Soviel von dem oftbeschrieenen Geisterfluge des Faust, der in einer Nacht zu Hallein Urlaub genommen und andern Morgens dem römischen König in der Innsbrucker Hofburg aufgewartet hatte.
Die Herrn in Salzburg und Innsbruck maßen sichs gegenseitig später selber ab und verwunderten sich bis an die Gänsehaut.
Der junge Student aber, völlig stumpf darob geworden und gleichgültig und müde, sagte nur: „Ihr habt recht.
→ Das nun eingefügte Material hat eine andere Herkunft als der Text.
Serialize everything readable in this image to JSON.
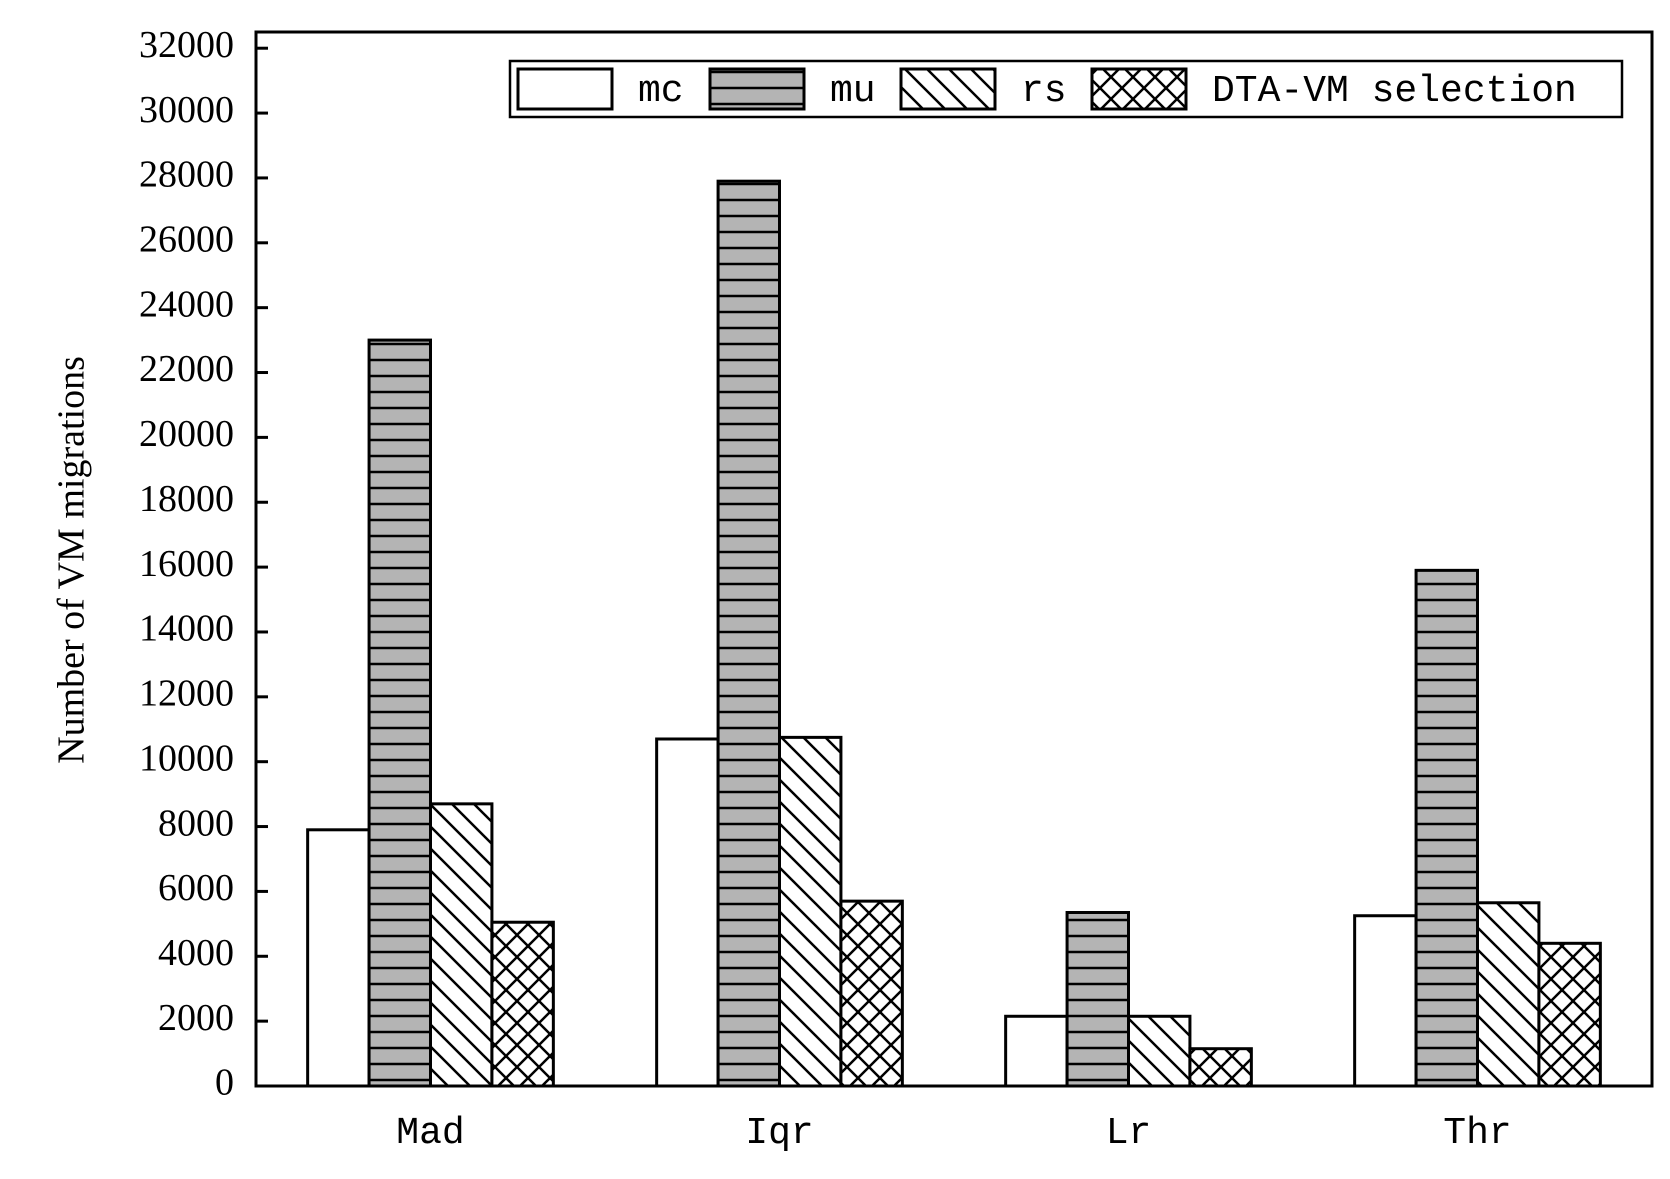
{
  "chart_data": {
    "type": "bar",
    "y_label": "Number of VM migrations",
    "categories": [
      "Mad",
      "Iqr",
      "Lr",
      "Thr"
    ],
    "series": [
      {
        "name": "mc",
        "color": "#ffffff",
        "hatch": "none",
        "values": [
          7900,
          10700,
          2150,
          5250
        ]
      },
      {
        "name": "mu",
        "color": "#b4b4b4",
        "hatch": "horizontal",
        "values": [
          23000,
          27900,
          5350,
          15900
        ]
      },
      {
        "name": "rs",
        "color": "#ffffff",
        "hatch": "diagonal",
        "values": [
          8700,
          10750,
          2150,
          5650
        ]
      },
      {
        "name": "DTA-VM selection",
        "color": "#ffffff",
        "hatch": "cross",
        "values": [
          5050,
          5700,
          1150,
          4400
        ]
      }
    ],
    "ylim": [
      0,
      32500
    ],
    "yticks": [
      0,
      2000,
      4000,
      6000,
      8000,
      10000,
      12000,
      14000,
      16000,
      18000,
      20000,
      22000,
      24000,
      26000,
      28000,
      30000,
      32000
    ],
    "legend": "upper right"
  }
}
Es ist nichts um alle Erden; gar nichts.“
Da erwiderte ihm Faust: „Hätt’ ich geprahlt und unsere Herrlichkeit und unser Göttertum eindringlich gerühmt, so wärst du jetzt frisch und erhaben. Es gibt nur eingebildete Größen und Wunder.“
Und dennoch gab es immer noch ein Wunder; hieß Liebe.
Das griff Doktor Fausten selber an.
Kaum war er, der alternde Faustus, von Salzburg weggereist, so mußte auch beim verwöhnten und verzogenen Mädchen des Innsbrucker Geldherrn alles schnell zur Abreise gerüstet und auch sogleich aufgebrochen werden.
Was die Chrysoloras wollte oder ersehnte, das war ebenso groß und noch viel reiner, als was der Faustus anstrebte: Loslösung vom Menschen, so hieß ja wohl beides. Nur daß der Eine alles zerreißen wollte, nur damit wieder Licht würde über einer neuen Einöde. Die Griechin aber wollte grad’ an den Lippen dessen, der sich also gegen Gott vermaß, den Namen Gottes bis ins tiefste buchstabieren lernen.